Newcastle is a village on the northern coast of the island of Nevis in Saint Kitts and Nevis. It is the capital of Saint James Windward Parish. The village is just to the east of Vance W. Amory International Airport and sits across from the Narrows, the strait which separates Nevis from Saint Kitts.

According to local histories, the village of Newcastle was historically known as New Castle.

== Geography ==
Newcastle is situated on Newcastle Bay, which opens into the Narrows, the strait which separates Nevis from Saint Kitts.

== Economy ==
The primary industries in Newcastle are tourism and fishing. It serves as a secondary service centre for education and health services to Charlestown.

== History ==
Nevis was colonised by the English. A 6.7 m2 fortification known as the Newcastle Redoubt was constructed in Newcastle circa 1650.
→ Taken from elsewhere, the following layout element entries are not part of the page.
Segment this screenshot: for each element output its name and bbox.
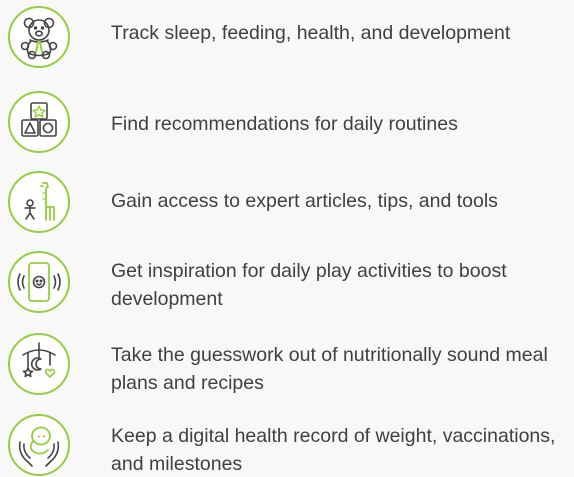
feature-list: Track sleep, feeding, health, and develo… — [0, 0, 574, 477]
baby-mobile-icon — [8, 333, 70, 395]
teddy-bear-icon — [8, 6, 70, 68]
feature-text: Gain access to expert articles, tips, an… — [111, 190, 498, 212]
phone-baby-vibrate-icon — [8, 251, 70, 313]
giraffe-growth-chart-icon — [8, 171, 70, 233]
baby-in-hands-icon — [8, 414, 70, 476]
feature-text: Track sleep, feeding, health, and develo… — [111, 22, 511, 44]
feature-text: Keep a digital health record of weight, … — [111, 425, 556, 475]
feature-text: Find recommendations for daily routines — [111, 113, 458, 135]
feature-text: Take the guesswork out of nutritionally … — [111, 344, 548, 394]
feature-text: Get inspiration for daily play activitie… — [111, 260, 507, 310]
toy-blocks-icon — [8, 91, 70, 153]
By the early 18th century, Newcastle was officially classified as a town alongside Charlestown and Jamestown. By this time, Newcastle had a rudimentary port, and its proximity to the southern tip of the island of Saint Kitts meant that potters making use of the excellent clay in the Newcastle area could easily travel from the Newcastle port to Basseterre to sell their wares.

The original village was located along the oceanfront on the land now designated for the Vance W. Amory International Airport; its buildings and shops were relocated in the mid-1950s to make way for the construction and runway expansions of the airport. The Newcastle Redoubt was demolished to make way for a runway expansion in 1996.

In 1981, New Castle Pottery, a permanent traditional pottery workshop, was established in Newcastle with development funds from the United States Agency for International Development and the Canadian International Development Agency. It subsequently became an important site for tourism.